Thrive – Working with Service children on aspiration raising activity

Case Studies

Late last year, we ran the pilot of a programme called Thrive, which aimed to engage a group of Service children in a series of progressive and sustained activities; developing a better understanding of pathways to and benefits of higher education, as well as working on transferable skills.
Thrive was a three-day programme with the first two days taking place a Vision West Nottinghamshire College and the last day taking place a University of Nottingham. 28 learners from three schools in Derbyshire and Nottinghamshire joined the programme, ranging from Year 7 to Year 9.

Day One

An introduction by the DANCOP team was followed by teamwork exercises to get the learners familiarised with each other. We made sure to mix up school groups and get them out of their comfort zone! Between building towers out of spaghetti, drawing portraits of the team and creating something for the presenter to wear, learners quickly got comfortable with their groups and had a good time. This was then followed by a campus tour, where they got the opportunity to see the different study spaces and specialist facilities both at the college and the post-16 provision from Nottingham Trent University next door. Learners were given information about pathways, starting with a session about GCSE options facilitated by the DANCOP team, and a session about further education options delivered by the VWNC staff. To end the day, learners took part in an exercise to differentiate studying at a sixth form and college.

Day Two

The second day of the programme revolved around transferable skills. A third-party provider Commando Joe’s ran four hours of physical workshops revolving around resilience, teamwork and communication; this provider was chosen due to the trainers’ background in UK Armed Forces. Learners had a great time teaming up to conquer various missions, solve puzzles and guide each other through obstacle courses.

Day Three

University of Nottingham staff delivered a session “Why go into higher education”, followed by a campus tour of the different university facilities . Learners took part in an activity to design their own university campus using everything they learned so far, followed by a creative exercise to indicate their future plans and aspirations. The day ended with a Q & A session with student ambassadors, where the young people had a chance to ask any burning questions about student life.


Learner Feedback

Can you tell us one thing you’ve learnt about yourself from this activity?
“What I need to do for school in order to get the qualifications for my dream job”
“There’s a few good courses I can take to achieve what I want in the future, which has made me more confident”
“How to speak to people and how to deal with stuff better”
“I can be resilient when I try”

School Feedback
“There has been a great conversation out of school and parents have been in touch to say thank you. Behaviour has been excellent, in comparison to school. Pupils have developed their communication skills and managed to work with other schools.”

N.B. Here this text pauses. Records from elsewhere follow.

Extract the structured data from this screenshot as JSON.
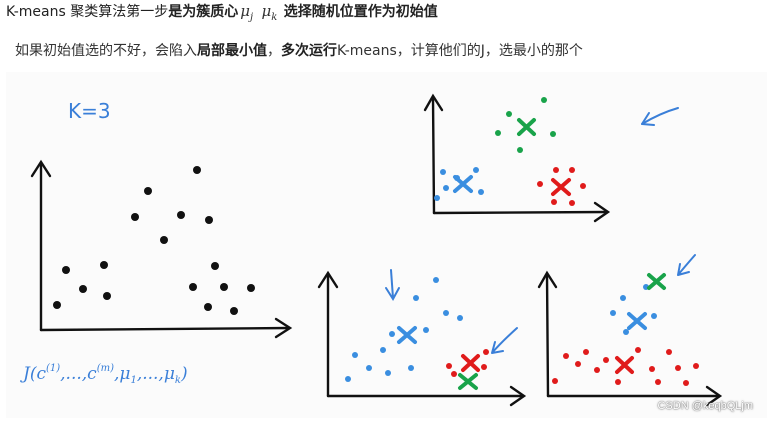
{
  "header": {
    "title_prefix": "K-means 聚类算法第一步",
    "title_bold": "是为簇质心",
    "mu_j": "μ",
    "mu_j_sub": "j",
    "mu_k": "μ",
    "mu_k_sub": "k",
    "title_suffix": "选择随机位置作为初始值"
  },
  "note": {
    "part1": "如果初始值选的不好，会陷入",
    "bold1": "局部最小值",
    "part2": "，",
    "bold2": "多次运行",
    "part3": "K-means，计算他们的J，选最小的那个"
  },
  "figure": {
    "k_label": "K=3",
    "cost_label": "J(c",
    "cost_sup1": "(1)",
    "cost_mid": ",...,c",
    "cost_sup2": "(m)",
    "cost_tail": ",μ",
    "cost_sub1": "1",
    "cost_mid2": ",...,μ",
    "cost_sub2": "k",
    "cost_close": ")",
    "watermark": "CSDN @keqbQLjm",
    "colors": {
      "black": "#111111",
      "blue": "#3a8ee0",
      "green": "#19a34a",
      "red": "#e01b1b",
      "ink": "#3a7fd8"
    }
  }
}
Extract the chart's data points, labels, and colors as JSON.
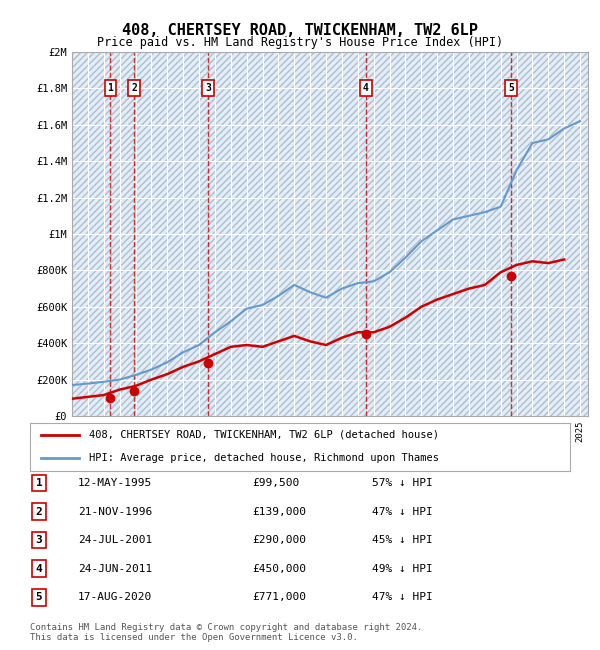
{
  "title": "408, CHERTSEY ROAD, TWICKENHAM, TW2 6LP",
  "subtitle": "Price paid vs. HM Land Registry's House Price Index (HPI)",
  "title_fontsize": 11,
  "subtitle_fontsize": 9,
  "ylabel": "",
  "xlabel": "",
  "ylim": [
    0,
    2000000
  ],
  "yticks": [
    0,
    200000,
    400000,
    600000,
    800000,
    1000000,
    1200000,
    1400000,
    1600000,
    1800000,
    2000000
  ],
  "ytick_labels": [
    "£0",
    "£200K",
    "£400K",
    "£600K",
    "£800K",
    "£1M",
    "£1.2M",
    "£1.4M",
    "£1.6M",
    "£1.8M",
    "£2M"
  ],
  "x_start_year": 1993,
  "x_end_year": 2025,
  "background_color": "#ffffff",
  "plot_bg_color": "#ddeeff",
  "hatch_bg_color": "#cccccc",
  "grid_color": "#ffffff",
  "red_line_color": "#cc0000",
  "blue_line_color": "#6699cc",
  "sale_dates": [
    "1995-05-12",
    "1996-11-21",
    "2001-07-24",
    "2011-06-24",
    "2020-08-17"
  ],
  "sale_prices": [
    99500,
    139000,
    290000,
    450000,
    771000
  ],
  "sale_labels": [
    "1",
    "2",
    "3",
    "4",
    "5"
  ],
  "legend_red_label": "408, CHERTSEY ROAD, TWICKENHAM, TW2 6LP (detached house)",
  "legend_blue_label": "HPI: Average price, detached house, Richmond upon Thames",
  "table_rows": [
    [
      "1",
      "12-MAY-1995",
      "£99,500",
      "57% ↓ HPI"
    ],
    [
      "2",
      "21-NOV-1996",
      "£139,000",
      "47% ↓ HPI"
    ],
    [
      "3",
      "24-JUL-2001",
      "£290,000",
      "45% ↓ HPI"
    ],
    [
      "4",
      "24-JUN-2011",
      "£450,000",
      "49% ↓ HPI"
    ],
    [
      "5",
      "17-AUG-2020",
      "£771,000",
      "47% ↓ HPI"
    ]
  ],
  "footer_text": "Contains HM Land Registry data © Crown copyright and database right 2024.\nThis data is licensed under the Open Government Licence v3.0.",
  "hpi_data_years": [
    1993,
    1994,
    1995,
    1996,
    1997,
    1998,
    1999,
    2000,
    2001,
    2002,
    2003,
    2004,
    2005,
    2006,
    2007,
    2008,
    2009,
    2010,
    2011,
    2012,
    2013,
    2014,
    2015,
    2016,
    2017,
    2018,
    2019,
    2020,
    2021,
    2022,
    2023,
    2024,
    2025
  ],
  "hpi_values": [
    170000,
    178000,
    188000,
    200000,
    225000,
    255000,
    295000,
    350000,
    390000,
    460000,
    520000,
    590000,
    610000,
    660000,
    720000,
    680000,
    650000,
    700000,
    730000,
    740000,
    790000,
    870000,
    960000,
    1020000,
    1080000,
    1100000,
    1120000,
    1150000,
    1350000,
    1500000,
    1520000,
    1580000,
    1620000
  ],
  "red_data_years": [
    1993,
    1994,
    1995,
    1996,
    1997,
    1998,
    1999,
    2000,
    2001,
    2002,
    2003,
    2004,
    2005,
    2006,
    2007,
    2008,
    2009,
    2010,
    2011,
    2012,
    2013,
    2014,
    2015,
    2016,
    2017,
    2018,
    2019,
    2020,
    2021,
    2022,
    2023,
    2024
  ],
  "red_values": [
    95000,
    105000,
    115000,
    145000,
    165000,
    200000,
    230000,
    270000,
    300000,
    340000,
    380000,
    390000,
    380000,
    410000,
    440000,
    410000,
    390000,
    430000,
    460000,
    460000,
    490000,
    540000,
    600000,
    640000,
    670000,
    700000,
    720000,
    790000,
    830000,
    850000,
    840000,
    860000
  ]
}
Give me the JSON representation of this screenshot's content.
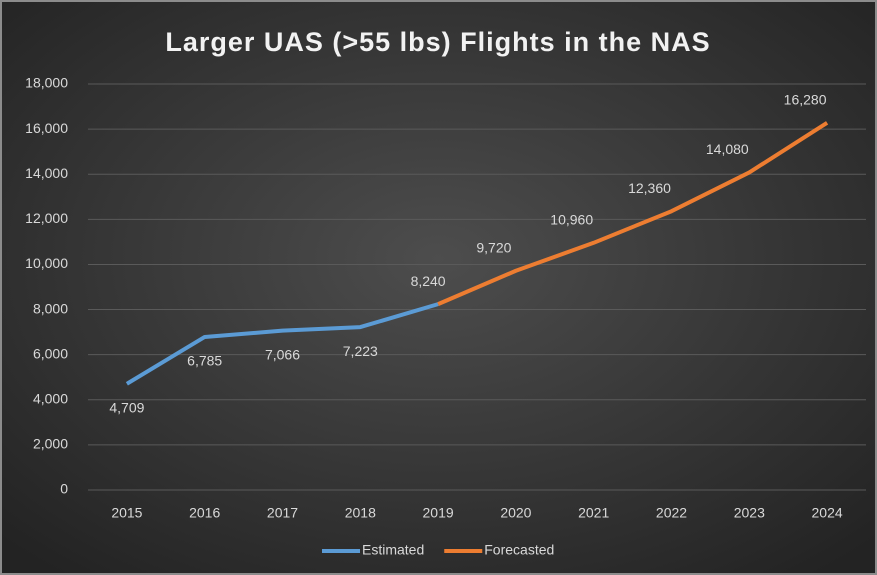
{
  "chart_data": {
    "type": "line",
    "title": "Larger UAS (>55 lbs) Flights in the NAS",
    "categories": [
      "2015",
      "2016",
      "2017",
      "2018",
      "2019",
      "2020",
      "2021",
      "2022",
      "2023",
      "2024"
    ],
    "series": [
      {
        "name": "Estimated",
        "color": "#5b9bd5",
        "values": [
          4709,
          6785,
          7066,
          7223,
          8240,
          null,
          null,
          null,
          null,
          null
        ],
        "value_labels": [
          "4,709",
          "6,785",
          "7,066",
          "7,223",
          "8,240",
          null,
          null,
          null,
          null,
          null
        ]
      },
      {
        "name": "Forecasted",
        "color": "#ed7d31",
        "values": [
          null,
          null,
          null,
          null,
          8240,
          9720,
          10960,
          12360,
          14080,
          16280
        ],
        "value_labels": [
          null,
          null,
          null,
          null,
          null,
          "9,720",
          "10,960",
          "12,360",
          "14,080",
          "16,280"
        ]
      }
    ],
    "ylim": [
      0,
      18000
    ],
    "yticks": [
      0,
      {
        "value": 2000,
        "label": "2,000"
      },
      {
        "value": 4000,
        "label": "4,000"
      },
      {
        "value": 6000,
        "label": "6,000"
      },
      {
        "value": 8000,
        "label": "8,000"
      },
      {
        "value": 10000,
        "label": "10,000"
      },
      {
        "value": 12000,
        "label": "12,000"
      },
      {
        "value": 14000,
        "label": "14,000"
      },
      {
        "value": 16000,
        "label": "16,000"
      },
      {
        "value": 18000,
        "label": "18,000"
      }
    ],
    "grid": true,
    "legend": "bottom"
  }
}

“A fantastic programme that [the school] are very grateful for. Thank you for all the work you do and the opportunities you are providing for our students.”

Next Steps

There are just over 600 secondary school age Service children across Nottinghamshire and Derbyshire, often spread in small numbers over a large number of schools, so whilst recruitment for the programme was a challenge, the feedback we received from learners, parents and teachers alike has proven the programme was effective in what it aimed to achieve. Moving forward, we will be working closely with the Nottinghamshire County Council, the Army Welfare Service and the SCiP Alliance to identify further opportunities to support Service children.

If you’re looking to explore how your school can support Service learners, the Service Children’s Progression Alliance have introduced the Thriving Lives toolkit, which provides schools with a framework of 7 principles through which to reflect on their practice and a 3-tier set of CPD resources.